Zeman: «Troppa confusione bisogna cambiare marcia»

La delusione del boemo: «Se continuiamo così, la situazione diventa allarmante» Pagliari gode: «Non abbiamo rubato nulla». L’ex Melchiorri: Adriatico da brividi
PESCARA . Zeman prova a spiegare l'ennesima gara all'Adriatico senza vittorie (quella esterna con il Pineto), poi il pari contro la Vis Pesaro e due ko di fila con Torres e Recanatese. «Non abbiamo fatto bene, non c'è stato gioco di squadra. Ho bisogno di difensori che difendono, centrocampisti che costruiscono e attaccanti che chiudono. Se gli attaccanti vanno sulla linea di fondo, c'è qualcosa di sbagliato. Servono dentro l'area di rigore per chiudere l'azione e fare gol».
Diverse le cose che non sono piaciute al boemo nella notte del secondo ko di fila casalingo: «La nostra passività, soprattutto: pensiamo che possiamo fare qualsiasi cosa sul campo e invece non si può. Nel primo tempo il centrocampo si è mosso male, solo Squizzato ha giocato, anche se lui non ha velocità di pensiero e di giocata. Eravamo spesso in ritardo e non si difendeva di squadra. Quando ti attaccano in cinque contro tre o quattro, paghi un caro prezzo. Va detto che il secondo e il terzo gol ce lo siamo fatti noi, ma grazie all'attività e all'atteggiamento dell'avversario».

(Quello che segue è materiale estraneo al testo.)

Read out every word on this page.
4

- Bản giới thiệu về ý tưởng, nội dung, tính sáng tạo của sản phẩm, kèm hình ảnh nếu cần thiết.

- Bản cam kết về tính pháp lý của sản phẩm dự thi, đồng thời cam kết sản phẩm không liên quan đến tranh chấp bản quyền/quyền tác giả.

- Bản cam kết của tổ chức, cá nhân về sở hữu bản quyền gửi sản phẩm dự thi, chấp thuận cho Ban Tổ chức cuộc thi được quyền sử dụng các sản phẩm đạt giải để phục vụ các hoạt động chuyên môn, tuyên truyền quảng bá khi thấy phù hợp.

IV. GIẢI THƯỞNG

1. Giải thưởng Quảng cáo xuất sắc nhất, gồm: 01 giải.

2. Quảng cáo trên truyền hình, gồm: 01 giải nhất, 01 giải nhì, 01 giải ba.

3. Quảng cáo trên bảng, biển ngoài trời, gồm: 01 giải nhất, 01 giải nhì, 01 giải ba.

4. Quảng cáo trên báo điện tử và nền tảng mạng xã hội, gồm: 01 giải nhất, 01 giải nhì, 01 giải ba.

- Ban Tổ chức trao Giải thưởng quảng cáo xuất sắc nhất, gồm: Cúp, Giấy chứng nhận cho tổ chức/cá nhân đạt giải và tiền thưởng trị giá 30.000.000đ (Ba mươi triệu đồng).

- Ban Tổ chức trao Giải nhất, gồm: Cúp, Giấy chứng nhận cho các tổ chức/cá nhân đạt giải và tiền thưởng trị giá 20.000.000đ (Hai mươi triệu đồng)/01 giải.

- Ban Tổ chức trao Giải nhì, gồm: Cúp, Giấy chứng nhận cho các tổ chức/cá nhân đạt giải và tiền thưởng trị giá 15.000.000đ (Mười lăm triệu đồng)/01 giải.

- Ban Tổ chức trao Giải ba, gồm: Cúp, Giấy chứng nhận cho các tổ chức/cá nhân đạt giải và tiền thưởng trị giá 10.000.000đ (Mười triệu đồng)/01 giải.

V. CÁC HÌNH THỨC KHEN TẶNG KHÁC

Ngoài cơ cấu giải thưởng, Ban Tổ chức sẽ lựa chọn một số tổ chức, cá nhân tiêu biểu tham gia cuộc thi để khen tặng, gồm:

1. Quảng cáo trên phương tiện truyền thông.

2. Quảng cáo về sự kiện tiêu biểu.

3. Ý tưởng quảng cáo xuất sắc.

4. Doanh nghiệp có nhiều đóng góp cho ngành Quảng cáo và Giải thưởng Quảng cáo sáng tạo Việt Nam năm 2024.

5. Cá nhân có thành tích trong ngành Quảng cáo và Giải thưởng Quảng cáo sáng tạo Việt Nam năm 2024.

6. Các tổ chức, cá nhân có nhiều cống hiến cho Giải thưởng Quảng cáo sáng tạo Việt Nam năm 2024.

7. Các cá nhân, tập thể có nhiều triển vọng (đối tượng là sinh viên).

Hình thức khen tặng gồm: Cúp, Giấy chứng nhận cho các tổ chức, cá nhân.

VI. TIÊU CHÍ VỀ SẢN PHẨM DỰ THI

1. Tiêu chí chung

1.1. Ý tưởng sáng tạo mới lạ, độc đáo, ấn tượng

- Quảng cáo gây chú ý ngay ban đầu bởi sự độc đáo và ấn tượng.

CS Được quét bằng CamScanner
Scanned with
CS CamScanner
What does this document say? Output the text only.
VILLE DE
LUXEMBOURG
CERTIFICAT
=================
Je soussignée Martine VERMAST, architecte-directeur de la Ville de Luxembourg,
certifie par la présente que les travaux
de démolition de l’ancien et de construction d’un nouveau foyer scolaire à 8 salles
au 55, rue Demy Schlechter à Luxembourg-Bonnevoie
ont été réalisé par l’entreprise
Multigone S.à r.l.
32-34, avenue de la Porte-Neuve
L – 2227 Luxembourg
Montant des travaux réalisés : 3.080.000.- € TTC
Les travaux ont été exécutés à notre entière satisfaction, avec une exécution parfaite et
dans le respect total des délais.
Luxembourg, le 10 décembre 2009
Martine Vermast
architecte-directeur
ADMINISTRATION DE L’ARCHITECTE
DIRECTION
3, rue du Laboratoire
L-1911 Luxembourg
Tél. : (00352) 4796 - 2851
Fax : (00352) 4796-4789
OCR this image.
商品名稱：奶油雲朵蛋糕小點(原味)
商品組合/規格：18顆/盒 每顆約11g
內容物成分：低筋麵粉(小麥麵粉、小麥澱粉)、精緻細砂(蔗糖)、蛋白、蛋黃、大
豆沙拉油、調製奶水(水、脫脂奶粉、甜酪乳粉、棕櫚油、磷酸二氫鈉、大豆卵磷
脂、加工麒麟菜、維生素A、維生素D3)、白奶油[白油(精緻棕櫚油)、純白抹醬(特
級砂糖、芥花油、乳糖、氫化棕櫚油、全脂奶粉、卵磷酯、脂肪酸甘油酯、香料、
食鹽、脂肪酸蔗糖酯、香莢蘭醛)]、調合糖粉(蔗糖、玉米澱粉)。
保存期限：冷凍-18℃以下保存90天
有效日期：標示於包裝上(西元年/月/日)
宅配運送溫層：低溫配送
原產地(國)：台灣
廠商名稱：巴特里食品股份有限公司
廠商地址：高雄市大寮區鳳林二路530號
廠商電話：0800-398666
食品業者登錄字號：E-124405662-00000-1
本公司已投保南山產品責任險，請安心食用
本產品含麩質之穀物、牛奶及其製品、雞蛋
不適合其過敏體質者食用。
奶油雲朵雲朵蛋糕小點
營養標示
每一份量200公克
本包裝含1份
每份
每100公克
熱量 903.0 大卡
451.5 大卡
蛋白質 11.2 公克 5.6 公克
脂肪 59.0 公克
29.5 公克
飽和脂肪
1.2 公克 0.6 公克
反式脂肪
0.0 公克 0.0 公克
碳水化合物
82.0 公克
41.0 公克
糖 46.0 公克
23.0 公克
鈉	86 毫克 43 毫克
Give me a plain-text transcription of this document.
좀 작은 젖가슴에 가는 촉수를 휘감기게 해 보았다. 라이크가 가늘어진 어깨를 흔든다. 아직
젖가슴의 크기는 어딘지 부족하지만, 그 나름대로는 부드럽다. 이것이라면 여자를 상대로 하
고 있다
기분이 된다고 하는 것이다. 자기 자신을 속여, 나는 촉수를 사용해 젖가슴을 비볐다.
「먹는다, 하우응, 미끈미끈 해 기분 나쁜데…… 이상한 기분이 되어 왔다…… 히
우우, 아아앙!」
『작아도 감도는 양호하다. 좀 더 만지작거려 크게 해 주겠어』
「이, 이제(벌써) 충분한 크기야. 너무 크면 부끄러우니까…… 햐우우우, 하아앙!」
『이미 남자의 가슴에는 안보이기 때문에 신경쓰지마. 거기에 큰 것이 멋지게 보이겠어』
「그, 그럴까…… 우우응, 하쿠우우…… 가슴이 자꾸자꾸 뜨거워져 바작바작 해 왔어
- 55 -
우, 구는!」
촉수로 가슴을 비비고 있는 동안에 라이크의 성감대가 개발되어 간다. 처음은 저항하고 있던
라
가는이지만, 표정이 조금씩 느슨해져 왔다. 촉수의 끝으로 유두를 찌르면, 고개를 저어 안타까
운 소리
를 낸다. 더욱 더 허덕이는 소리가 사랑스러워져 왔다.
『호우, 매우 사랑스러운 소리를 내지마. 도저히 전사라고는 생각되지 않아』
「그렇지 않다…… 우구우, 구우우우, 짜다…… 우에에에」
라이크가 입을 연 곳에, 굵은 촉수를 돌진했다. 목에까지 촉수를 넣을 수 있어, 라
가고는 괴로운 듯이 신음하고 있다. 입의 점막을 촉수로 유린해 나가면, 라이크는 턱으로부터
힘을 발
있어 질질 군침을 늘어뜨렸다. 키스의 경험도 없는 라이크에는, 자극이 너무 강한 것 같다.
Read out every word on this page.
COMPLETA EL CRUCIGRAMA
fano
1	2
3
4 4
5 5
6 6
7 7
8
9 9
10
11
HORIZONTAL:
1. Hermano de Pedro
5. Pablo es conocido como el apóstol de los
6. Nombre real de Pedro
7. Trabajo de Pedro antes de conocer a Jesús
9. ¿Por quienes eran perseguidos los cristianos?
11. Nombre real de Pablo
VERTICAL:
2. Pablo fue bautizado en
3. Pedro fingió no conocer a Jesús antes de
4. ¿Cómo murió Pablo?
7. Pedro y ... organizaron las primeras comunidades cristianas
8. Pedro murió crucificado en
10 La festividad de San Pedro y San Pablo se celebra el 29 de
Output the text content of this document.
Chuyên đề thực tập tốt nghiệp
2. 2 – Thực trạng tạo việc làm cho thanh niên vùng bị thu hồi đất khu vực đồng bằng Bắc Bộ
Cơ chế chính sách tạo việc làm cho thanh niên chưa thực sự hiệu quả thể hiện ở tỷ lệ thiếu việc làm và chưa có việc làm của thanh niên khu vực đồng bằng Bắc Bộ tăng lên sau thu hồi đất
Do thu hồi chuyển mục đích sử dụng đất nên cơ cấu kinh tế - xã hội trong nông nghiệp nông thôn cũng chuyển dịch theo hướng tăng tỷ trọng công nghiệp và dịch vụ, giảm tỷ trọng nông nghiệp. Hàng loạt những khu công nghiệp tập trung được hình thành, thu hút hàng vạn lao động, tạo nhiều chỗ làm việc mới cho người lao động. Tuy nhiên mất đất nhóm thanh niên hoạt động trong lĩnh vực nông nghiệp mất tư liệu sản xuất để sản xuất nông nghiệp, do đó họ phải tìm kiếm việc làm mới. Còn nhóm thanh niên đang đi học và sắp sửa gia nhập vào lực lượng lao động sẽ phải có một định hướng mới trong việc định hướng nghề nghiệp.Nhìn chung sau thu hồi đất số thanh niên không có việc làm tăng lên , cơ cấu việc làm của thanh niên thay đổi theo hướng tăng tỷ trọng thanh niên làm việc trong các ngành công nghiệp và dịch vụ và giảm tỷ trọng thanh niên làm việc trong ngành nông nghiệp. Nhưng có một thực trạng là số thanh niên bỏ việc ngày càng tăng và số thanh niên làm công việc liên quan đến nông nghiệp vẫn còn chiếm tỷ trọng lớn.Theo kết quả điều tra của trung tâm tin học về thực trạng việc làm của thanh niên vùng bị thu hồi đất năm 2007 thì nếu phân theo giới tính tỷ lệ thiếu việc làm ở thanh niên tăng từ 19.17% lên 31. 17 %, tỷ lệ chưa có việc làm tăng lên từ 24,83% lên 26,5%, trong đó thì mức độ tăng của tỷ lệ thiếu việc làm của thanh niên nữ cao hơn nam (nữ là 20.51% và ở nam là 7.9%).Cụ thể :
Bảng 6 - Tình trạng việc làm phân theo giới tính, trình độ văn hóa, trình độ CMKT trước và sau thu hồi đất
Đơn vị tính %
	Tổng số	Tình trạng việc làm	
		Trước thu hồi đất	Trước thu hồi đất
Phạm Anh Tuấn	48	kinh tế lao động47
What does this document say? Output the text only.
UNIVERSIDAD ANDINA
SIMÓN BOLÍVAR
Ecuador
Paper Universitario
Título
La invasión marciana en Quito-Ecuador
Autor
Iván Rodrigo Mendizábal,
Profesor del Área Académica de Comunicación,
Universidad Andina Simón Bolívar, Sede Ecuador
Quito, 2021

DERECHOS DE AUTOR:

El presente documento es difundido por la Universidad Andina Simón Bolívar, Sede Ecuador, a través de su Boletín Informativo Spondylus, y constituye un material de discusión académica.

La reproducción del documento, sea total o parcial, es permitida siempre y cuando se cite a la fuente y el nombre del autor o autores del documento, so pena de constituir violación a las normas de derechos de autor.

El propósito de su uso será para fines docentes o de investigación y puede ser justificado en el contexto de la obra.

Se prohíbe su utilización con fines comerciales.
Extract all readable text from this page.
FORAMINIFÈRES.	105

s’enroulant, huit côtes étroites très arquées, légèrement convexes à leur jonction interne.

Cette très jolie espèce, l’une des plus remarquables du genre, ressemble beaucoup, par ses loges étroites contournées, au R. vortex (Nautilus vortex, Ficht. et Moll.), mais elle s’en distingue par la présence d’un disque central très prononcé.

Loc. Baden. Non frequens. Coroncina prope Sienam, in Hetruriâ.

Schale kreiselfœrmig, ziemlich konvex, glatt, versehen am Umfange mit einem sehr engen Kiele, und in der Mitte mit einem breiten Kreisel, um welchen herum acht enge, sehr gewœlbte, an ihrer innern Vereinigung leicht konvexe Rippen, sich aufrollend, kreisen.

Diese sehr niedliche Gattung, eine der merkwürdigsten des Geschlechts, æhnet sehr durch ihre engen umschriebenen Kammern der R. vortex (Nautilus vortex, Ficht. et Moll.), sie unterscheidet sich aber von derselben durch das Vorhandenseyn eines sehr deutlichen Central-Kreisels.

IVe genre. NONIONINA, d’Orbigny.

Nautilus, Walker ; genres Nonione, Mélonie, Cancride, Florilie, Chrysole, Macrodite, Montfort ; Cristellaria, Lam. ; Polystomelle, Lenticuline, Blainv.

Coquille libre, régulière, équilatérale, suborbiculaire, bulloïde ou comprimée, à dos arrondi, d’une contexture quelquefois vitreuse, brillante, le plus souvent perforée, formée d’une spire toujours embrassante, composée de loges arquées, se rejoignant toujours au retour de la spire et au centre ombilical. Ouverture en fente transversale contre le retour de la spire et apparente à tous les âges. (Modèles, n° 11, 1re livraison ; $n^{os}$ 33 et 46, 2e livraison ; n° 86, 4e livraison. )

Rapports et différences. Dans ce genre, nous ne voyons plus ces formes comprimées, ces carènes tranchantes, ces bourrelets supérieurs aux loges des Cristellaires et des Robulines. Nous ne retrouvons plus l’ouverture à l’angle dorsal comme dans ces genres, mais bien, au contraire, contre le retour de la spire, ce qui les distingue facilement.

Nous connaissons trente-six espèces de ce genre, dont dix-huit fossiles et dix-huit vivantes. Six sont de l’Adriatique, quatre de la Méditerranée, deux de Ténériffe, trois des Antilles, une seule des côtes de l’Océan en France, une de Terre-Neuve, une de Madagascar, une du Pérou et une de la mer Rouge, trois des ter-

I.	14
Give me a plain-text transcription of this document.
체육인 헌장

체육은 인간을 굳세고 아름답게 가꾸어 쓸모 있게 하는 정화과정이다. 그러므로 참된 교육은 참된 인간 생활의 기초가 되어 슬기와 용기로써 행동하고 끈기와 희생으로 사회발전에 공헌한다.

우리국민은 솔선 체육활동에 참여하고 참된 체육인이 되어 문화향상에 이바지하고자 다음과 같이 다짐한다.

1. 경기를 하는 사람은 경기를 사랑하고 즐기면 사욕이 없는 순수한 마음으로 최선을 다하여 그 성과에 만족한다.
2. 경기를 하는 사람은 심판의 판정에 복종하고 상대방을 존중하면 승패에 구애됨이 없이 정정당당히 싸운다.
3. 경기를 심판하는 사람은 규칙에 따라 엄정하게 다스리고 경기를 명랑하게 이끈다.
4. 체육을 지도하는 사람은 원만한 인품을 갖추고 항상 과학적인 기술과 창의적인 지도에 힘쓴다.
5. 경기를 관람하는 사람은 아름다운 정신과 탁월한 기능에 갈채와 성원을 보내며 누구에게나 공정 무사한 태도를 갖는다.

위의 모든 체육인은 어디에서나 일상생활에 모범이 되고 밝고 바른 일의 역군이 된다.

Si può guarire con il lavoro? «Spero che si guarisca da questo momento, la squadra è giovane e inesperta, lo sapevamo fin dall'inizio. Ma è un gruppo di qualità. Nell'ultimo mese siamo stati in campo ogni giorno per 30 giorni, non abbiamo mai saltato un giorno con un riposo, e forse i miei pagano anche questo, sia mentalmente che fisicamente. Abbiamo perso il filo del nostro gioco. C’è tanta confusione, ci pesa in testa giocare tanto. È allarmante se continuiamo così. Dobbiamo avere la stessa intensità nelle due fasi. Il nostro centrocampo nel primo tempo, costruiva poco. Volevamo rifarci dalla sconfitta con la Torres, poi non è stato così. Cangiano può aver fatto gol su punizione ma mi serve che giochi di più. C’è un po’ di convinzione che siamo bravi ma adesso forse non lo siamo più dopo queste sconfitte». Come spiega i cambi all'intervallo? Solo scelta tecnica? «Tommasini l'ho tolto per cercare di dare più velocità davanti, mi mancava nel primo tempo. Tunjov non c'era né in fase offensiva che in fase difensiva con noi in campo questa sera. Tommasini? Ha fatto un bel gol, ma ha sbagliato anche qualcosa. Capita a tutti. Cercavo più velocità e più profondità. Cuppone lo ha fatto di più finora, che poi non riesca a prepararsi la palla pulita, questa è colpa sua».
Se Zeman fatica a trovare parole per spiegare l'involuzione dei suoi, dall'altra parte Giovanni Pagliari è raggiante dopo il colpo storico all'Adriatico: «Abbiamo creato sei, sette palle gol e preso una traversa. Ce la siamo giocata. I miei sono stati favolosi, limitando in fase difensiva gli avversari e creando molte palle gol. La mia squadra ha vinto meritatamente, nulla da dire». Il tecnico aggiunge: «Anche sul 2 a 2, in modo insperato, hanno creduto di poterla vincere e ci sono riusciti». Il grande ex Federico Melchiorri: «È stata una partita equilibrata, ma gli episodi determinano alla fine. Non ci siamo abbattuti quando ci hanno ripreso, non ci siamo chiusi e abbiamo provato a ripartire. Il risultato ci sta. L'Adriatico? Una grandissima emozione tornare".